Когда я днем прихожу в гостиницу, она тотчас приходит ко мне. Она вовсе не предпочла южанина. Выбор сделан в мою пользу. Но мне не до этого. Кроме того, я разорюсь на «гигиенических штучках». Мало того, с ее прытью ей не понять, что я приехал сюда не работать, а отдыхать. Чтобы охладить наши отношения, которые начинают не нравиться мне, спрашиваю о Цейбе. Наташа начинает путано говорить о своих отношениях с ним. Она меняет тему, и из ее разговора я узнаю о похождениях загадочной дамы, которая вовсе б…ь, а вот Наташка не б…ь, она – честная девушка. Чтобы загладить свою вину, Наташа готова на все. Я холоден, как айсберг. Тем не менее, из чувства благодарности и симпатии, она замыкает дверь моей комнаты, а ключ прячет себе в карман. Неожиданно мы слышим голос Цейбы. Он стучит в дверь комнаты Наташи, потом начинает ломиться к нам.
– Ты здесь, я знаю, открой! – орет ревнивый молодой человек. – Открывай, иначе я выломаю дверь!
– Открывай, сама виновата… – говорю я. Наташа открывает дверь. Влетает разъяренный Цейба.
– Ты! – бросается он ко мне. – Ты зачем ее уводишь к себе? Это моя девушка!..
– Знаешь, Цейба… Мне это надоело, – и я ради хохмы делаю шаг в сторону коротышки. Нукеров с ним нет. Да и теперь они не его, а мои нукеры… Цейба хватает Наташу за руку, силой уводит из комнаты. И слава Богу.
Я выхожу в город и решаю хоть один раз сходить на пляж. Мне неприятно здесь отдыхать, ежеминутно озираться, ожидать мести от неизвестных мне врагов. Но я все еще не теряю надежды найти Людмилу, вернуть интересный и опасный груз.
– Парень, как тебя зовут? – однажды слышу на улице. Оглядываюсь – и вижу Фарида. Наконец-то хоть одно знакомое лицо! Ты поможешь мне, Фарид!
Вместе с ним мы были в учебке в Ферудахе. Он не пошел служить в Афганистан. Ему нельзя убивать мусульман, потому что он сам был мусульманином. Я подмигиваю Фариду и называю свое имя по легенде. Он тоже заговорщицки мне подмигивает и тихонько спрашивает: – Ты на задании?

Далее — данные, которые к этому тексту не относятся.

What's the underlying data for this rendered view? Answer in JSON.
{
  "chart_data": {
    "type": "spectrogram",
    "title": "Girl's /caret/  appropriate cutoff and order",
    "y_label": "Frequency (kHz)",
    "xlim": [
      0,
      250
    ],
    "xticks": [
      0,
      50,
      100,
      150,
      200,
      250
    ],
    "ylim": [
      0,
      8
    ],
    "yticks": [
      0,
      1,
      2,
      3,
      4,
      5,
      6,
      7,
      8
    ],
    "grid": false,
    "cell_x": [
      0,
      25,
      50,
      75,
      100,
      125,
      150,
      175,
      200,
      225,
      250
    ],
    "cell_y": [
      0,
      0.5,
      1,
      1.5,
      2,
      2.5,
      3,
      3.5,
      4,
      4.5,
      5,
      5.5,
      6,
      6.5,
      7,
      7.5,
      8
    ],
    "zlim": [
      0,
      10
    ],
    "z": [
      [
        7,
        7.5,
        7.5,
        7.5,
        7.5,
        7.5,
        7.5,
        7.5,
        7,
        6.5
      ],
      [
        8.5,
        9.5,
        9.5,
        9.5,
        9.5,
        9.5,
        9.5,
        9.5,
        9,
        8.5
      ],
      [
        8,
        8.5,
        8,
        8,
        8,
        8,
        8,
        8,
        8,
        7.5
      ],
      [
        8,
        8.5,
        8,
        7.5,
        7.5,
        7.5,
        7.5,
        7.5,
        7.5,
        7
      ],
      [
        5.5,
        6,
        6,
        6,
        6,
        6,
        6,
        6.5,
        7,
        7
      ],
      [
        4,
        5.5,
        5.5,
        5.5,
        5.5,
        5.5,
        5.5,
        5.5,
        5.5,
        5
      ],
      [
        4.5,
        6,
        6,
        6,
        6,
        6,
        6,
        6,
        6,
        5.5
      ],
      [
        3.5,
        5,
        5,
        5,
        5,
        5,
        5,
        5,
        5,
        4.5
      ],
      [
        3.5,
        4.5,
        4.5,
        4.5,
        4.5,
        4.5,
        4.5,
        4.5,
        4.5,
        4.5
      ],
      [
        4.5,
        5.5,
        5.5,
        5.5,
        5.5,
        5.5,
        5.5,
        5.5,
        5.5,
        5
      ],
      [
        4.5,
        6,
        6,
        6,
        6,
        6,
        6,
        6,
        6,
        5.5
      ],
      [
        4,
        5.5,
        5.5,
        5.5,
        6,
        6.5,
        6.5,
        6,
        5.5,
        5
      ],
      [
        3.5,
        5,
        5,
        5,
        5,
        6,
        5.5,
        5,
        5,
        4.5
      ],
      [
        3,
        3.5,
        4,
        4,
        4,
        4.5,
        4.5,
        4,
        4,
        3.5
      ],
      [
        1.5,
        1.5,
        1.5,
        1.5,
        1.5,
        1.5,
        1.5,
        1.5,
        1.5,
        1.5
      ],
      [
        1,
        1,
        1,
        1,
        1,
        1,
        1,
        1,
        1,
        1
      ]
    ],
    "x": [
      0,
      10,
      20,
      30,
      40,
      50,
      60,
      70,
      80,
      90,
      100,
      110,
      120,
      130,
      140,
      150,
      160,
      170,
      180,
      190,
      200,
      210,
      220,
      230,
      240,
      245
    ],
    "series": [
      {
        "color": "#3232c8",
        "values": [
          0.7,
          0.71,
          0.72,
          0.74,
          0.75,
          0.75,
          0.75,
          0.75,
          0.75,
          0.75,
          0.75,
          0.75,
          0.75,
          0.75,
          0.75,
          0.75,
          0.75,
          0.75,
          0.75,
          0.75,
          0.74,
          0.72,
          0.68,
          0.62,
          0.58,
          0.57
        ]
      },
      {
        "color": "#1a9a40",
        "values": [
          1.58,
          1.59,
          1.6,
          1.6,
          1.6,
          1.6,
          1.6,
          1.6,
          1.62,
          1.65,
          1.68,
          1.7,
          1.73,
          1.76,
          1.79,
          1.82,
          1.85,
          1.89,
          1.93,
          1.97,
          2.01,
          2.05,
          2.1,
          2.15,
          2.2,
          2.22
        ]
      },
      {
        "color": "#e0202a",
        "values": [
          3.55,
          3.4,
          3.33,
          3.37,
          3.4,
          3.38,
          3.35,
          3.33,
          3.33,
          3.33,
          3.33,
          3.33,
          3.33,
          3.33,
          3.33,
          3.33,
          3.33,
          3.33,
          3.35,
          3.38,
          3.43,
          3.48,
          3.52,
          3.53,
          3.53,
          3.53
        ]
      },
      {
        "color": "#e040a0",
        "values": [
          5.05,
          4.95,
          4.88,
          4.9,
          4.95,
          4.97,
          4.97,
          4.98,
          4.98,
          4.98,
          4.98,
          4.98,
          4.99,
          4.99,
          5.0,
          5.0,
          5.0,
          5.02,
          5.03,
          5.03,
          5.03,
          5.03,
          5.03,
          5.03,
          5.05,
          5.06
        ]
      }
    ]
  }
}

– Нет, на отдыхе, но мне нужно убежище. Мы идем пить лучшее вино в городе, есть лучшее мясо с лучшим зеленым луком и лучшими помидорами. Если учесть, что все это находится в совершенно другом ресторанчике, то у каждого горожанина свое самое лучшее! С этим нельзя спорить, с этим следует считаться.
Мой приятель рассказывает очень интересные вещи. По большому секрету. Оказывается, его угораздило… в Анголу. Там ему пришлось пройти через огонь, воду и медные трубы. Фарид повествует мне о своих приключениях под жарким небом Африки. Думаю, что он рассказывает сказки. В каждой разновидности сказки, а также и приключенческой истории, есть нечто поэтичное.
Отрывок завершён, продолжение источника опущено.